FINRA will appoint a single public arbitrator in customer cases decided by one arbitrator. In customer cases decided by three arbitrators, FINRA Rule 12403 allows any party to select an all public panel of arbitrators. FINRA will send the parties three lists of arbitrators—one with 10 chair-qualified public arbitrators, one with 10 public arbitrators, and one with 10 non-public arbitrators. By striking all of the arbitrators on the non-public list, any party can ensure that the panel will have three public arbitrators. FINRA will not appoint a non-public arbitrator to the panel who has not been selected by the parties.

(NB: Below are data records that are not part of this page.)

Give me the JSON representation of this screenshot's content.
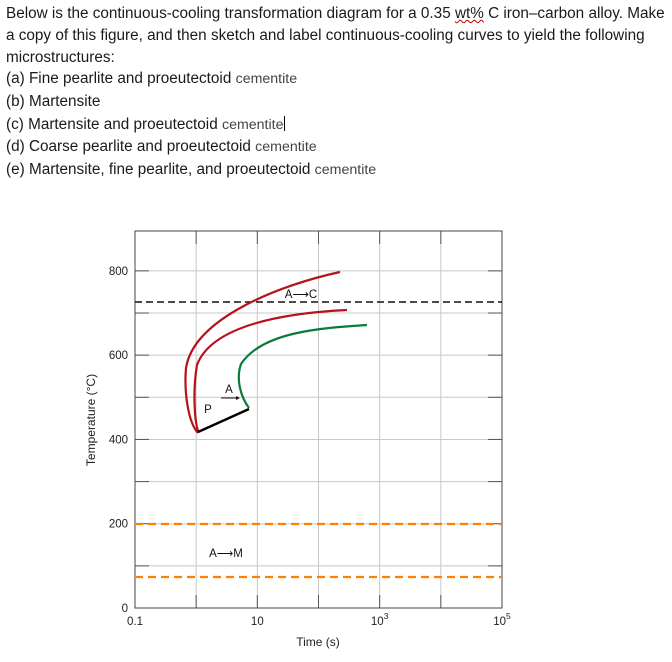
{
  "question": {
    "intro_a": "Below is the continuous-cooling transformation diagram for a 0.35 ",
    "intro_unit": "wt%",
    "intro_b": " C iron–carbon alloy. Make a copy of this figure, and then sketch and label continuous-cooling curves to yield the following microstructures:",
    "items": [
      {
        "head": "(a) Fine pearlite and proeutectoid ",
        "tail": "cementite"
      },
      {
        "head": "(b) Martensite",
        "tail": ""
      },
      {
        "head": "(c) Martensite and proeutectoid ",
        "tail": "cementite"
      },
      {
        "head": "(d) Coarse pearlite and proeutectoid ",
        "tail": "cementite"
      },
      {
        "head": "(e) Martensite, fine pearlite, and proeutectoid ",
        "tail": "cementite"
      }
    ]
  },
  "chart_data": {
    "type": "line",
    "ylabel": "Temperature (°C)",
    "xlabel": "Time (s)",
    "yticks": [
      "0",
      "200",
      "400",
      "600",
      "800"
    ],
    "xticks": [
      {
        "base": "0.1",
        "exp": ""
      },
      {
        "base": "10",
        "exp": ""
      },
      {
        "base": "10",
        "exp": "3"
      },
      {
        "base": "10",
        "exp": "5"
      }
    ],
    "x_scale": "log",
    "xlim": [
      0.1,
      100000
    ],
    "ylim": [
      0,
      850
    ],
    "reference_lines": [
      {
        "temperature": 727,
        "style": "black dashed"
      },
      {
        "temperature": 215,
        "style": "orange dashed"
      },
      {
        "temperature": 80,
        "style": "orange dashed"
      }
    ],
    "annotations": [
      "A⟶C",
      "A",
      "P",
      "A⟶M"
    ],
    "colors": {
      "finish_curve": "#b5121b",
      "ferrite_curve": "#0d7a3a",
      "stop_line": "#000000",
      "ms_lines": "#ff7f00"
    }
  }
}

7. What is a Public Arbitrator?
Public arbitrators are defined in FINRA Rule 12100(aa) of the Code of Arbitration Procedure for Customer Disputes and FINRA Rule 13100(x) of the Code of Arbitration Procedure for Industry Disputes. These rules list criteria that disqualify persons from serving as public arbitrators. Among other disqualifications, public arbitrators must never have been affiliated with a broker or dealer or with other financial industry entities described in the rules such as mutual funds; must not devote 20 percent or more of their professional time to these financial industry entities or to persons or entities associated with them; and must not devote 20 percent or more of their professional time to representing parties in disputes concerning investment accounts or transactions or employment relationships within the financial industry.

A person's former employment with a self-regulatory organization, such as an exchange or FINRA, would not disqualify them from serving as a public arbitrator.